De Lima said that according to the CDC, someone who has received the bivalent COVID-19 booster is three times less likely to end up in the hospital than someone who received the initial vaccination but isn’t boosted. 

She also cited numbers from the CDC that show that someone who has received any dose of the vaccine is 19 times less likely to be hospitalized if they get COVID-19 than someone who is not vaccinated.

“Even though it just started in September, there is good data to show that the booster is really giving protection,” de Lima said. “The recommendation is the best thing you can do to prevent severe disease is to get the bivalent booster.”

De Lima and Ristedt also commented on the effectiveness of COVID-19 in-home tests versus the polymerase chain reaction (PCR) tests administered at testing sites and hospitals.

Both said that the PCR test is more accurate, but a person who has symptoms or was exposed to someone with COVID-19 and tests positive with an at-home test can trust that they do have the virus.

If someone is experiencing symptoms but tests negative with an at-home test, de Lima and Ristedt said that person should confirm the results with a PCR test.

De Lima said that patients admitted to CMC are tested for COVID-19. She said that in some cases, a person may come in with, for example, a broken bone, but test positive for COVID-19, which impacts the hospital’s COVID-19 statistics.

She said for the last few months, CMC has seen five to 10 patients in the hospital with COVID-19 on any given day, and the hospital is still seeing those numbers, even with the new variant.

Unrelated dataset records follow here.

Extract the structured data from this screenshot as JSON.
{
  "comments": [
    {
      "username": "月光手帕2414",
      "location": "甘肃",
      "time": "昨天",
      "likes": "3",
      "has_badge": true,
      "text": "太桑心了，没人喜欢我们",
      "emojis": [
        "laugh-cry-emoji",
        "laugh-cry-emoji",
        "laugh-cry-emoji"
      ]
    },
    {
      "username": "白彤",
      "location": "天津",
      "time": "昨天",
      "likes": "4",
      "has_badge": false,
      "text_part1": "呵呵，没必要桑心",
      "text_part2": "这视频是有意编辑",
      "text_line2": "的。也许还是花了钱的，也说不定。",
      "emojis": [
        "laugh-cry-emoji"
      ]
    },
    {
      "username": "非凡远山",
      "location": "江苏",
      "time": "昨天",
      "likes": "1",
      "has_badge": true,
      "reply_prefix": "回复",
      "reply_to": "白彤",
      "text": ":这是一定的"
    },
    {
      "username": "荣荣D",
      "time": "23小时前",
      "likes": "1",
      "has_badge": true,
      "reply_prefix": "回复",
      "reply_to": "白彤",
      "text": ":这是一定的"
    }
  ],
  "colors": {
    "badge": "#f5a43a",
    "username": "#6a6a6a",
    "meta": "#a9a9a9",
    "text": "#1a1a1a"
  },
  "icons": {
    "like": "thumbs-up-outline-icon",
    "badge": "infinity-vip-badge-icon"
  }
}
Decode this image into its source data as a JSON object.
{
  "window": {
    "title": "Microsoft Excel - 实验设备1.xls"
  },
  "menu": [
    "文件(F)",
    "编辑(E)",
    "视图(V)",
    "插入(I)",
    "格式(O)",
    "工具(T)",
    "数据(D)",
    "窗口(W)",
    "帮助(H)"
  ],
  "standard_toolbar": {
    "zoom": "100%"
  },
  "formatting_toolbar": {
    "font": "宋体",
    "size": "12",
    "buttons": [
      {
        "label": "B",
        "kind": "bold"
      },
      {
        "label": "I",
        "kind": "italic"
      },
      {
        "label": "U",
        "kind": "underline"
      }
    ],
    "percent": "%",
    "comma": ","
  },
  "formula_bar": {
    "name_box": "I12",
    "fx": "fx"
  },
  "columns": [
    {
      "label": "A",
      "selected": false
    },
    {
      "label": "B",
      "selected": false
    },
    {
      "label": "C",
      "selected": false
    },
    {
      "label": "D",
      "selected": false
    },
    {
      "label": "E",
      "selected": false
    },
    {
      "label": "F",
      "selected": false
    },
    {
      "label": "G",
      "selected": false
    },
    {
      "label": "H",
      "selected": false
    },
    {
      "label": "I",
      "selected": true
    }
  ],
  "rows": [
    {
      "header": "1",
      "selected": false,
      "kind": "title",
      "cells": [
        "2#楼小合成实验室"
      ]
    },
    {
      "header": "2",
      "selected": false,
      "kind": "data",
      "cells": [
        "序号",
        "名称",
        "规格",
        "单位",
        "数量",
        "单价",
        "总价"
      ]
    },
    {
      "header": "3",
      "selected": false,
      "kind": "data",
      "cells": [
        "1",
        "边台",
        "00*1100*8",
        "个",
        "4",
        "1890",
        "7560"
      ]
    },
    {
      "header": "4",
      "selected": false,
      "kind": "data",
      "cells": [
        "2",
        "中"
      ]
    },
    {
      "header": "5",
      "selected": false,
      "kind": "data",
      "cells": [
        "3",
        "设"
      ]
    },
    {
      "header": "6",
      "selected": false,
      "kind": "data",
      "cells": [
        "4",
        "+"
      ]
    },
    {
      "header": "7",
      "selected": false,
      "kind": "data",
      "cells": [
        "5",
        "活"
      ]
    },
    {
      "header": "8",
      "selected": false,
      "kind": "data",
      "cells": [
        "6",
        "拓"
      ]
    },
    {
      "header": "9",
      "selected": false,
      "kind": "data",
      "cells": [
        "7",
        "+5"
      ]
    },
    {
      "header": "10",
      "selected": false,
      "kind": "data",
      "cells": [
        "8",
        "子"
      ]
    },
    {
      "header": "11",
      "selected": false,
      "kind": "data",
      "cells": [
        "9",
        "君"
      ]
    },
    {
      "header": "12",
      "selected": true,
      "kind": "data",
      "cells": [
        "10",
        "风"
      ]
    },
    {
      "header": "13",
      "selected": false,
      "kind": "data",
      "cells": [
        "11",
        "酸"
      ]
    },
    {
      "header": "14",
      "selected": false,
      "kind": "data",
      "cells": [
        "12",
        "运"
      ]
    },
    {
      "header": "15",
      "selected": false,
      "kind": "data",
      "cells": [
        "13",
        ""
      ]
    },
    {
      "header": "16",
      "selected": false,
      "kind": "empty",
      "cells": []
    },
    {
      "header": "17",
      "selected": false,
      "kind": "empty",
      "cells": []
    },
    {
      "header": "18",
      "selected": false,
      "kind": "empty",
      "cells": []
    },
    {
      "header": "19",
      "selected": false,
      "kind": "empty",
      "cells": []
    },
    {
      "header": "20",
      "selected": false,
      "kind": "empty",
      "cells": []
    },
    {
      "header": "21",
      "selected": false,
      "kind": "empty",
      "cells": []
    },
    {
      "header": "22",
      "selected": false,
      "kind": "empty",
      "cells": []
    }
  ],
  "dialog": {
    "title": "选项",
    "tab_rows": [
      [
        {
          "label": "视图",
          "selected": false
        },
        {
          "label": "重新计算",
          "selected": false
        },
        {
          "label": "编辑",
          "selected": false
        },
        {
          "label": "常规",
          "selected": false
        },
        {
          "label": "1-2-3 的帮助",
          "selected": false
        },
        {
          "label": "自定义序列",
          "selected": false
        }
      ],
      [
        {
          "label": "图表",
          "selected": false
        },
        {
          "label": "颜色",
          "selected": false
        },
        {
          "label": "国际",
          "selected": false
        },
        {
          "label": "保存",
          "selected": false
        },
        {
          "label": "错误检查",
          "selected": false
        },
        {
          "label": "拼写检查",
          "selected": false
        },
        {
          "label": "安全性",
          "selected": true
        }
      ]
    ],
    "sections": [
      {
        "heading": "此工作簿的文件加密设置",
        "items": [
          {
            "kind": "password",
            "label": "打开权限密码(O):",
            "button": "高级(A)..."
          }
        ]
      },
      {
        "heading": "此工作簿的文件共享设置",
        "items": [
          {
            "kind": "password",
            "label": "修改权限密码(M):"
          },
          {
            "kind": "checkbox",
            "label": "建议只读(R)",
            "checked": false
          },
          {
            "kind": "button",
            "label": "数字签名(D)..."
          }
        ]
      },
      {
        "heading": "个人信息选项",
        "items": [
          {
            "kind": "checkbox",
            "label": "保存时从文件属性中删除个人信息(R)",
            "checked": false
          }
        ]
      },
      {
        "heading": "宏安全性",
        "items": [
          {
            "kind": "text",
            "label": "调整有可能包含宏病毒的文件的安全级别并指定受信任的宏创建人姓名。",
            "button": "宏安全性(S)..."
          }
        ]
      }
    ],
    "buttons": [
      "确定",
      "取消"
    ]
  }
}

De Lima also said she doesn’t want to downplay the severity of the disease. Still, her hope is that in its next phase, COVID-19 is becoming a seasonal virus similar to the cold or flu virus.

“I’m always optimistic. I think we’re going to learn to live with it; I don’t think we’re going to be able to get rid of it. I think COVID is here, like many other viruses, to stay. I think we’re evolving in the way we live with it,” she said. “Outside of the health care setting, people really moved on from COVID and wanted to live their life, and I think that’s eventually the goal that we’re going to get to. Hopefully in the future, getting COVID is like getting the flu – if it happens, you get treated. You get better and move on.”

In the meantime, de Lima said people should feel free to live their lives while taking precautions when necessary.

“COVID is very different now than what it was in 2020,” she said. “The message is that the situation is evolving. We still need to be careful and do all the things we can to protect ourselves, but life continues, and we need to continue to live our lives to the fullest while being careful.”